[Haskell-cafe] selectively allow alternatives in a sum type
Olaf Klinke
olf at aatal-apotheke.de
Wed Aug 31 10:27:25 UTC 2022
> Dear Café,
>
> Is there prior art/existing packages for the following? Is it maybe functional programming folklore? Is it a sign of bad program design?
> Sometimes I feel the need to selectively allow or disallow alternatives
> in a sum type. That is, suppose we have a sum type
>
> data Foo = LeftFoo !A | RightFoo !B
>
> and at some places in the program we want the type system to enforce
> that only the constructor LeftFoo can be used.
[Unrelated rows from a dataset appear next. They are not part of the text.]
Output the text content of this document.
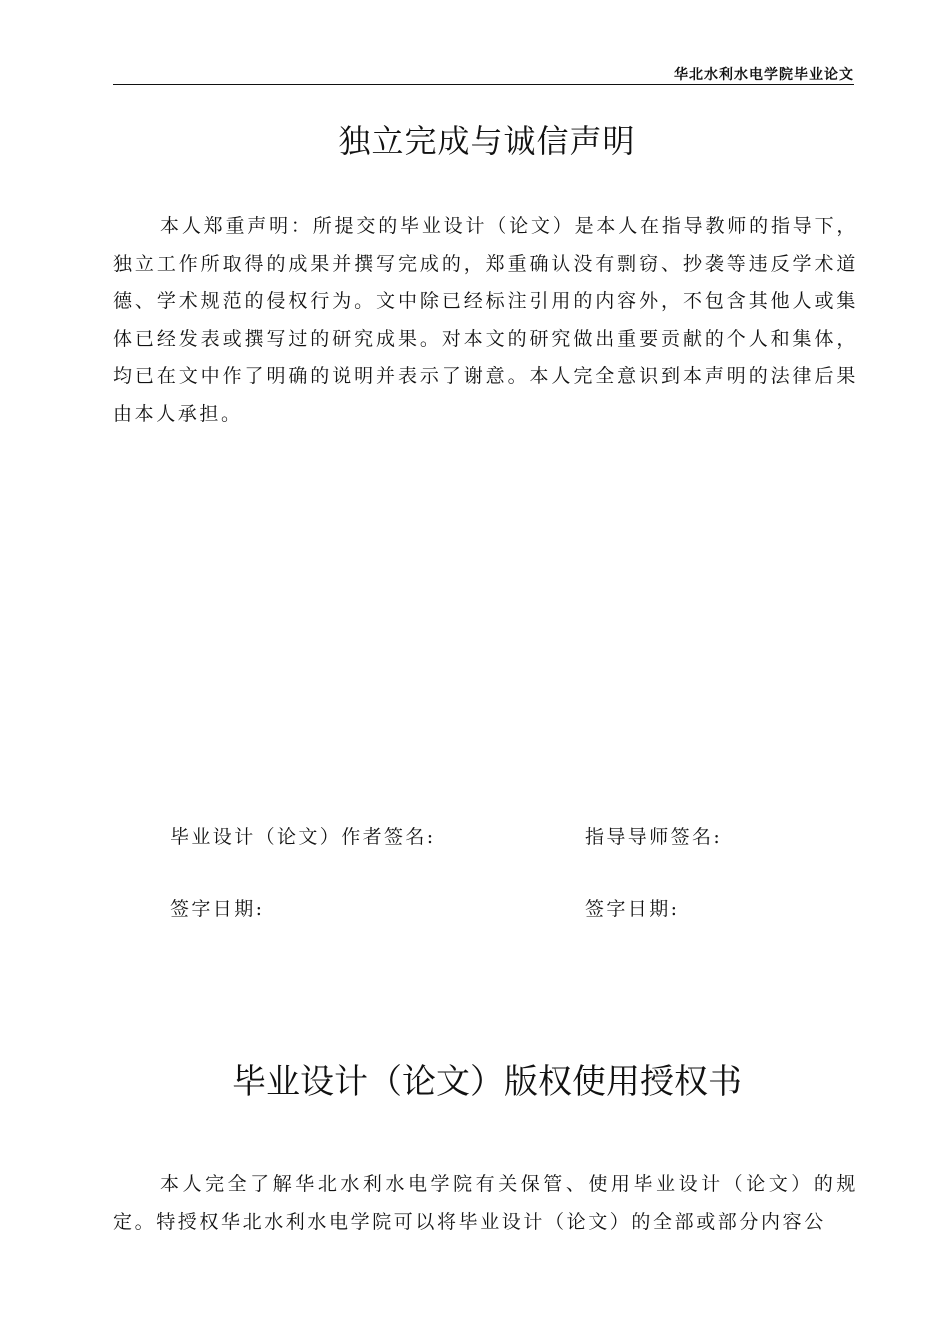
华北水利水电学院毕业论文
独立完成与诚信声明

本人郑重声明：所提交的毕业设计（论文）是本人在指导教师的指导下，独立工作所取得的成果并撰写完成的，郑重确认没有剽窃、抄袭等违反学术道德、学术规范的侵权行为。文中除已经标注引用的内容外，不包含其他人或集体已经发表或撰写过的研究成果。对本文的研究做出重要贡献的个人和集体，均已在文中作了明确的说明并表示了谢意。本人完全意识到本声明的法律后果由本人承担。

毕业设计（论文）作者签名:	指导导师签名:
签字日期:	签字日期:
毕业设计（论文）版权使用授权书

本人完全了解华北水利水电学院有关保管、使用毕业设计（论文）的规定。特授权华北水利水电学院可以将毕业设计（论文）的全部或部分内容公
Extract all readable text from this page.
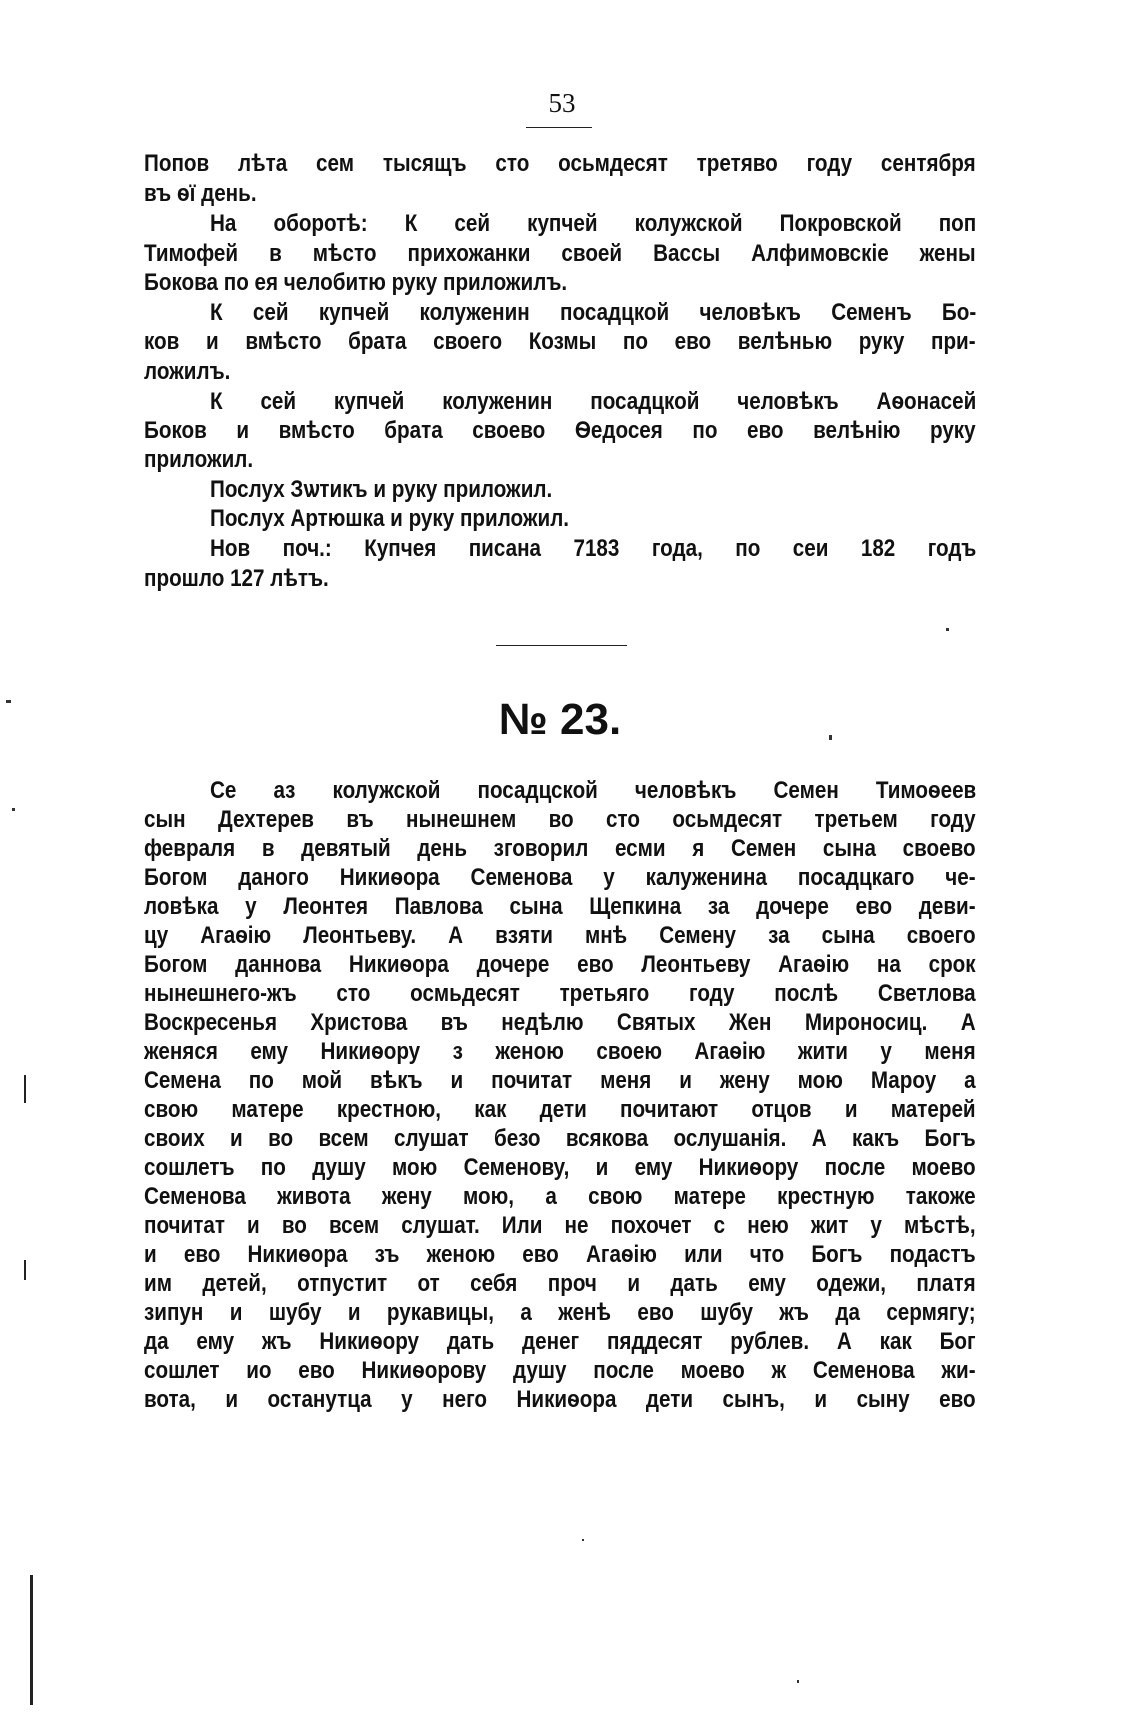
53
Попов лѣта сем тысящъ сто осьмдесят третяво году сентября
въ ѳї день.
На оборотѣ: К сей купчей колужской Покровской поп
Тимофей в мѣсто прихожанки своей Вассы Алфимовскіе жены
Бокова по ея челобитю руку приложилъ.
К сей купчей колуженин посадцкой человѣкъ Семенъ Бо-
ков и вмѣсто брата своего Козмы по ево велѣнью руку при-
ложилъ.
К сей купчей колуженин посадцкой человѣкъ Аѳонасей
Боков и вмѣсто брата своево Ѳедосея по ево велѣнію руку
приложил.
Послух Зѡтикъ и руку приложил.
Послух Артюшка и руку приложил.
Нов поч.: Купчея писана 7183 года, по сеи 182 годъ
прошло 127 лѣтъ.
№ 23.
Се аз колужской посадцской человѣкъ Семен Тимоѳеев
сын Дехтерев въ нынешнем во сто осьмдесят третьем году
февраля в девятый день зговорил есми я Семен сына своево
Богом даного Никиѳора Семенова у калуженина посадцкаго че-
ловѣка у Леонтея Павлова сына Щепкина за дочере ево деви-
цу Агаѳію Леонтьеву. А взяти мнѣ Семену за сына своего
Богом даннова Никиѳора дочере ево Леонтьеву Агаѳію на срок
нынешнего-жъ сто осмьдесят третьяго году послѣ Светлова
Воскресенья Христова въ недѣлю Святых Жен Мироносиц. А
женяся ему Никиѳору з женою своею Агаѳію жити у меня
Семена по мой вѣкъ и почитат меня и жену мою Мароу а
свою матере крестною, как дети почитают отцов и матерей
своих и во всем слушат безо всякова ослушанія. А какъ Богъ
сошлетъ по душу мою Семенову, и ему Никиѳору после моево
Семенова живота жену мою, а свою матере крестную такоже
почитат и во всем слушат. Или не похочет с нею жит у мѣстѣ,
и ево Никиѳора зъ женою ево Агаѳію или что Богъ подастъ
им детей, отпустит от себя проч и дать ему одежи, платя
зипун и шубу и рукавицы, а женѣ ево шубу жъ да сермягу;
да ему жъ Никиѳору дать денег пяддесят рублев. А как Бог
сошлет ио ево Никиѳорову душу после моево ж Семенова жи-
вота, и останутца у него Никиѳора дети сынъ, и сыну ево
My solution would be to
> make the type higher rank:
>
> data Foo' f = LeftFoo' !A | RightFoo' !(f B)
> type Foo = Foo' Identity
> type LeftFoo = Foo' (Const' Void) -- can not construct a RightFoo'
>
> The advantage over defining LeftFoo as an entirely different type is
> that Foo and LeftFoo can share functions operating entirely on the left
> option.
>
> Olaf
Henning and Will both suggested accessor type classes. I am fond of my
solution because it uses plain algebraic data types, no classes, GADTs
or type-level lists. David, can you elaborate how this collides with
Coercible? What surprised me is that when writing a function
f :: LeftFoo -> r
GHC did not warn me (-Wincomplete-patterns) about missing cases when f
only uses the LeftFoo' pattern match. Hence the fact that
RightFoo' :: Const Void B -> LeftFoo
is the empty function must somehow be known to the compiler. Nice!